War Hospital interior
(Image credit: Nacon)

When I play Hearts of Iron, field hospitals are an icon I add to my divisions that gives me a bit of my lost manpower back after each battle. That's it. War Hospital, however, takes us down into the sickbeds and surgical clinics of the First World War's Western Front in a way that emphasizes the heroism and the difficult choices doctors, nurses, and medics had to make just behind the frontlines. The way it all fits together can be a bit clunky, but the way it tells too often untold stories of modern conflict is honestly refreshing.

Set in 1918, you're put in charge of a British field hospital that has been left to fend for itself after the nearby Allied forces were ordered to retreat. This unfolds into a complex survival strategy situation, as you have to maintain a morale bar to avoid being relieved of your command while holding off periodic German raids until a specified date. Every casualty that arrives, if successfully treated, can either be sent back to the trenches to aid in holding your position, shipped off to HQ to earn resources, or sent home for a morale boost.

(Image credit: Nacon)

Quite a bit of effort has been made to humanize the wounded soldiers you're treating, with each having a name, a place of birth, and a short bio. You might find yourself having to choose between an older single officer who gives to humanitarian causes and a young private with a wife and a first child on the way. This can be further complicated when certain patients are marked as VIPs, such as a German prisoner wanted by Allied intelligence or the son of a high-ranking officer who promises to make your life hell if his boy dies.

Quite a bit of effort has been made to humanize the wounded soldiers you're treating.

Beyond this, there's always the issue of who actually can be saved, given your limited time and resources. Patients can arrive with mild to severe wounds, in anything from good to critical condition, and with varying complexities and success chances associated with the operations they need. Someone needing a complex and lengthy operation with a low chance of success might just need to be put on painkillers to help them pass peacefully, because in the same amount of time, your doctors could have patched up three others with lesser injuries who have a high chance of making a full recovery. This becomes gut-wrenching at times, because you really can't save everyone. The basic gameplay loop is about holding the lives of many in your hands and deciding who will live.

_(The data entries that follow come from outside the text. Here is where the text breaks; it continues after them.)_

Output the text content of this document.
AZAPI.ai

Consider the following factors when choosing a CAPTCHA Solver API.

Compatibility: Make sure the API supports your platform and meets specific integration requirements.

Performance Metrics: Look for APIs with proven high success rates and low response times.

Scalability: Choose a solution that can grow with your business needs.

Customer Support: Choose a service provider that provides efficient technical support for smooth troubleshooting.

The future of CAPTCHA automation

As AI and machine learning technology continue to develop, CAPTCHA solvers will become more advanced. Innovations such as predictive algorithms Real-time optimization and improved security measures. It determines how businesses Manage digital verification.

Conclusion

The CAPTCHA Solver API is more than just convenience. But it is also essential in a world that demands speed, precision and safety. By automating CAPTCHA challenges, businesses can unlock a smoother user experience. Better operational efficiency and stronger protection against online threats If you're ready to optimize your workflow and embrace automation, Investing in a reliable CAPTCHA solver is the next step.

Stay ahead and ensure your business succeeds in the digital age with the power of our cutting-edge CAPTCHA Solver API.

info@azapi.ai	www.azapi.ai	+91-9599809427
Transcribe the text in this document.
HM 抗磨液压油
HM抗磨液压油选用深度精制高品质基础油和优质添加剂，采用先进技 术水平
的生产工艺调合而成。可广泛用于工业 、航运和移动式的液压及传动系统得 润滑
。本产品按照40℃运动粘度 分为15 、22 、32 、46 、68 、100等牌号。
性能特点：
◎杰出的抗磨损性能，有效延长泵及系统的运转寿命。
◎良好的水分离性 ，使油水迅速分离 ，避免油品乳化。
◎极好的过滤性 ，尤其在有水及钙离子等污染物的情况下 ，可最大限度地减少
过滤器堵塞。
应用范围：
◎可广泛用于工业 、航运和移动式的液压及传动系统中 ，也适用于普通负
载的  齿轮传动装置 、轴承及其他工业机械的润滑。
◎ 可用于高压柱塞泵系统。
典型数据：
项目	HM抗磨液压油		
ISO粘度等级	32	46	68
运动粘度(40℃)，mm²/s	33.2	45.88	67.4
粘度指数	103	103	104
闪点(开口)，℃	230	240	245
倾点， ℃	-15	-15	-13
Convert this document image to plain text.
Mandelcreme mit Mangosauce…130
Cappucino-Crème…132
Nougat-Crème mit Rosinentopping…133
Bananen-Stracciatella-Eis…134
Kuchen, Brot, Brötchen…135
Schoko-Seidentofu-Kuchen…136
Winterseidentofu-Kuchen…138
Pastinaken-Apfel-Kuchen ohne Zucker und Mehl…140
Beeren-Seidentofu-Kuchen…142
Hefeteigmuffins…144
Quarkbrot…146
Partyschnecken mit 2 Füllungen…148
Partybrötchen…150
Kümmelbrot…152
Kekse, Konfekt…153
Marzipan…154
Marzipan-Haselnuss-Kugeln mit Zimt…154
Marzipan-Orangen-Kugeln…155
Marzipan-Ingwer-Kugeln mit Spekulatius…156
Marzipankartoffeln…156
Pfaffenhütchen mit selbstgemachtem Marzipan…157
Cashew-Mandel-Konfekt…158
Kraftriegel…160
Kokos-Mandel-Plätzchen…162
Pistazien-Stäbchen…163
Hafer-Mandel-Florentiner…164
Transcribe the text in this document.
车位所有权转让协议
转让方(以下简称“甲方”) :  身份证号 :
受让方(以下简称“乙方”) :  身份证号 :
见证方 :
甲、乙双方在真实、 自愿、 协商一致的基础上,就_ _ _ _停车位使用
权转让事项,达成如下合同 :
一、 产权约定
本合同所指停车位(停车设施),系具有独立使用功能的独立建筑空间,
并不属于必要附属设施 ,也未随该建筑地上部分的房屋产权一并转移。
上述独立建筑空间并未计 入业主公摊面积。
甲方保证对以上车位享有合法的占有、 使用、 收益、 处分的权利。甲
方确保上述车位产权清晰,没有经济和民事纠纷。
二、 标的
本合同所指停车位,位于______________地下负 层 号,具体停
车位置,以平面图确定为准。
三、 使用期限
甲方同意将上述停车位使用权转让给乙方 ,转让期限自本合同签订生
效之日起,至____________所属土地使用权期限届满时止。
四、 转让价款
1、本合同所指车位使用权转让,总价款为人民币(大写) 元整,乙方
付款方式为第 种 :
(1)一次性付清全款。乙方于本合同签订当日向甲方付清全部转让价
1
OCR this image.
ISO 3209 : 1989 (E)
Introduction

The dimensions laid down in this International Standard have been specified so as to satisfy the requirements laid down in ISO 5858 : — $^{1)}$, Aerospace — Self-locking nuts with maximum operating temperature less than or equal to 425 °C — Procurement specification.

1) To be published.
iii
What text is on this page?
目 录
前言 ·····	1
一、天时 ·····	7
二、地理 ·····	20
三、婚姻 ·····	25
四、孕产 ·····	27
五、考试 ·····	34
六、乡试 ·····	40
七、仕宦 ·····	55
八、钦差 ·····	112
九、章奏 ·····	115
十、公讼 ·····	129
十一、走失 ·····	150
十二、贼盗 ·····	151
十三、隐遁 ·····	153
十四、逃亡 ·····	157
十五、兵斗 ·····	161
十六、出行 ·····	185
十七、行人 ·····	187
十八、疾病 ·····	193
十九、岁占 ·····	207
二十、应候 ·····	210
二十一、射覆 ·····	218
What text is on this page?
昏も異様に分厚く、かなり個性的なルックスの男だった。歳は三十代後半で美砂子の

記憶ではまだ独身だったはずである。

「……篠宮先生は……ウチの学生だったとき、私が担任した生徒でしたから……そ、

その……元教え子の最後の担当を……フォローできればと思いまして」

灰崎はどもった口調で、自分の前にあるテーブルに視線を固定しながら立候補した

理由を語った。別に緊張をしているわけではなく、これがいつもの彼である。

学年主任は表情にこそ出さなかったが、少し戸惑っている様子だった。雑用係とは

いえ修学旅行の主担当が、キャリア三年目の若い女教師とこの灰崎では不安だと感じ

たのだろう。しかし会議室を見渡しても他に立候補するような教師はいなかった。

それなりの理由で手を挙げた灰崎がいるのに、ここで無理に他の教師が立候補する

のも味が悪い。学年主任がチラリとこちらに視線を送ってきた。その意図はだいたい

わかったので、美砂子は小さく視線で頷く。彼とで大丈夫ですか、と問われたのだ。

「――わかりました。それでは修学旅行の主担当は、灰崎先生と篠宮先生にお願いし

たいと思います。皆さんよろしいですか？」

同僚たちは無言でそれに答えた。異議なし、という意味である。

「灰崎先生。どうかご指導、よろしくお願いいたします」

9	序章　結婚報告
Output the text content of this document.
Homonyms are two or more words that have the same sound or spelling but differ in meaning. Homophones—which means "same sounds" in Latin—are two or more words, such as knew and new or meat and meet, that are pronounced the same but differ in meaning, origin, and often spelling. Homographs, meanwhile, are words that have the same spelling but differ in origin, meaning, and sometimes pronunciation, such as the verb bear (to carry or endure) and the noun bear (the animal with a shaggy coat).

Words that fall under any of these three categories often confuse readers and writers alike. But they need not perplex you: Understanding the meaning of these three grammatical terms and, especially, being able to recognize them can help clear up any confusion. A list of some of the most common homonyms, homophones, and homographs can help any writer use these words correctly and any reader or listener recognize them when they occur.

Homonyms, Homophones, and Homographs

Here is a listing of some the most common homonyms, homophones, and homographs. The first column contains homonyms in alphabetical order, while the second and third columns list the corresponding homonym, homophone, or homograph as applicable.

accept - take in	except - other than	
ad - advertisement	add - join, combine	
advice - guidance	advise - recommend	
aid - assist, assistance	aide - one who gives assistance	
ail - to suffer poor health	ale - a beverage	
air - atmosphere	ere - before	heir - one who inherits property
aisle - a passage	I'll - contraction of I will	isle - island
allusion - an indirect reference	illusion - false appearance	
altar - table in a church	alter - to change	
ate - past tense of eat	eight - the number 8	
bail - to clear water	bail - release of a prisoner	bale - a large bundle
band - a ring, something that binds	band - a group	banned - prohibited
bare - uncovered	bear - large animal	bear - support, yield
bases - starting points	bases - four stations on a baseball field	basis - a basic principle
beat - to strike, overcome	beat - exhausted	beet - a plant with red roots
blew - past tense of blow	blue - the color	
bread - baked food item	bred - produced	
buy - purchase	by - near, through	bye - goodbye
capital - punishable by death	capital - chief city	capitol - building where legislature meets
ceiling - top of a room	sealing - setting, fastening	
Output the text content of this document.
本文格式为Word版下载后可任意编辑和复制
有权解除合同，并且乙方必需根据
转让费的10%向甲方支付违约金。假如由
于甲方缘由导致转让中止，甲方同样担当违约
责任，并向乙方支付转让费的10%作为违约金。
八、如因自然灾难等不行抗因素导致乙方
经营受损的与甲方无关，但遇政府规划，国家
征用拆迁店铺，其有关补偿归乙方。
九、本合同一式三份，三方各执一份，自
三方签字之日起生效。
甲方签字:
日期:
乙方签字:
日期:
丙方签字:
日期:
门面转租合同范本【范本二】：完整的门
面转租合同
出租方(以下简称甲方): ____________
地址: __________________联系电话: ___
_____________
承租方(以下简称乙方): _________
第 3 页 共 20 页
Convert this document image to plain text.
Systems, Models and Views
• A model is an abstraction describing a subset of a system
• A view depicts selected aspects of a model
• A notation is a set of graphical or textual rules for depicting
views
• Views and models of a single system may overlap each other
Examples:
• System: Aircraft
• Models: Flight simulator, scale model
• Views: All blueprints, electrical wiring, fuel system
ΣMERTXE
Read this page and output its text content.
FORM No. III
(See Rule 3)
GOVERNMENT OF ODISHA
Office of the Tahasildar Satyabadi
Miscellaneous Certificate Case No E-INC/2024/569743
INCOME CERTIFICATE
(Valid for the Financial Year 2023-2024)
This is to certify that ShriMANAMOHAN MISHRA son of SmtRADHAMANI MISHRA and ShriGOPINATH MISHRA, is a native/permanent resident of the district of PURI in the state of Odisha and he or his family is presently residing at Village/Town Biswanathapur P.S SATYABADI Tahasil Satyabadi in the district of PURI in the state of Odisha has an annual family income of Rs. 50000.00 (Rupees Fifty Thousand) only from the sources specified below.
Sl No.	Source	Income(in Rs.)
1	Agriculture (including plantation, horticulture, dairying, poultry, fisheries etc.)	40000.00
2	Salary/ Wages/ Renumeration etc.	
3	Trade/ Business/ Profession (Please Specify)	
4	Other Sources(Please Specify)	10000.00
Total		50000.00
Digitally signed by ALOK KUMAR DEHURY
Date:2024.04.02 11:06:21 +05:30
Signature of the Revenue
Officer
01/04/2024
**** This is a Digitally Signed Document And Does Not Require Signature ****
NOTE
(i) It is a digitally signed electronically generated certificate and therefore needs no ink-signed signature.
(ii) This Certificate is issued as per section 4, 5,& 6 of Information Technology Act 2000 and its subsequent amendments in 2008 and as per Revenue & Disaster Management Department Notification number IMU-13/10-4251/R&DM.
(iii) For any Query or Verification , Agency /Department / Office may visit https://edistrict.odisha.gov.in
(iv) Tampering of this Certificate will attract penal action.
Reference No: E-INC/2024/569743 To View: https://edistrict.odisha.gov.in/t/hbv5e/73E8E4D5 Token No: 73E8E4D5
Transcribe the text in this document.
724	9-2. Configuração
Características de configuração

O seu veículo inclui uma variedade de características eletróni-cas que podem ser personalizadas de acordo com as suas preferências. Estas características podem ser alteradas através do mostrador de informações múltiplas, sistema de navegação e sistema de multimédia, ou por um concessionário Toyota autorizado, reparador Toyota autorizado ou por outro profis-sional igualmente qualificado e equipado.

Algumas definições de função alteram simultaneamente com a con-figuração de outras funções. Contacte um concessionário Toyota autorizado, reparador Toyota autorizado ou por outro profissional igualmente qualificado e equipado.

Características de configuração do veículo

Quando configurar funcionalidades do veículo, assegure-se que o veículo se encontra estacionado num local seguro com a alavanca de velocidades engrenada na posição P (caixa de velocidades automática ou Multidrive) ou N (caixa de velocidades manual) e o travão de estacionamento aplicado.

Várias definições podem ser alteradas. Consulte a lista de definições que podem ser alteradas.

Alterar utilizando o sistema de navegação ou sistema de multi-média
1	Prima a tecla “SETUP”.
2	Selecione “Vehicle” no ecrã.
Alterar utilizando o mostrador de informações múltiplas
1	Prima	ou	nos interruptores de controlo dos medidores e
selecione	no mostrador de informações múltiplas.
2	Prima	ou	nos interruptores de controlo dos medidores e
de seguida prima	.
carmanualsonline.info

Upgrading the hospital will let you hire more staff, build new facilities, and perform more complex operations with a higher success rate. This is done with a requisition currency that can only be earned by sporadic quests and by sending recovered soldiers to Allied HQ. You're somewhat limited by your food supply, though, with a small amount arriving by train with each new delivery of casualties and the ability to produce some in your kitchens. You'll also sometimes be prompted to take food from the locals of the war-torn Belgian countryside, which lowers morale, but might be necessary to keep the hospital afloat. Going down to half rations in times of emergency lowers morale steadily, while bigger rations with alcohol bring it back up.

(Image credit: Nacon)

I found the staff management to be fiddly at times, though. While doctors, who become fatigued based on the length and complexity of the operations they perform, can be scheduled for regular rest periods, nurses and engineers cannot. This means they will eventually collapse from exhaustion if you don't babysit their fatigue meter and manually yank them off of duty from time-to-time. Eventually, unlocking shift work and having at least two teams assigned to each post on an alternating, 12-hour rotation alleviates this. But it takes a long time to actually be able to afford that luxury, especially with the amount of food required to feed a full staff.

Medical supplies are another consideration, which you can also choose to produce yourself or buy from command. Some operations take more supplies than others, which is yet another consideration that plays into who you're able to treat. Eventually, you'll end up building wings that specialize in healing gas attacks and psychological trauma, which require their own specialized doctors and supplies. Shell shock doesn't fit very cleanly into this loop, though, because psych patients are treated identically to gunshot victims—their health will gradually deteriorate until they die if not treated, which isn't a hand-wave I'm especially thrilled about when it comes to mental illness.

War Hospital trenches

(Image credit: Nacon)

Combat is definitely not an emphasis here, but it is still important, because not having enough soldiers in the trenches when a raid occurs is an immediate game over. There's a certain grim inevitability to the idea that you need to save the lives of so many of these fighters before sending them directly back into hell. They may even be wounded again in the next raid and wind up right back on the operating table. This time, you might not be able to do anything to help them.

I'm really glad War Hospital exists, and I think the decision to focus on saving lives instead of ending them is something we could stand to see more of in games about historical conflicts. The core loop is inherently compelling and can even be emotionally affecting. But it's a bit clunky and inelegant as a management game, mainly in how it tackles staff and resource management and doles out hospital upgrades. It may be that I haven't cracked the "right" way to play yet in my first 20 hours or so, but if so, it's certainly not intuitive. It's not the type of game I love to play. But it is the kind I would encourage you to give a try.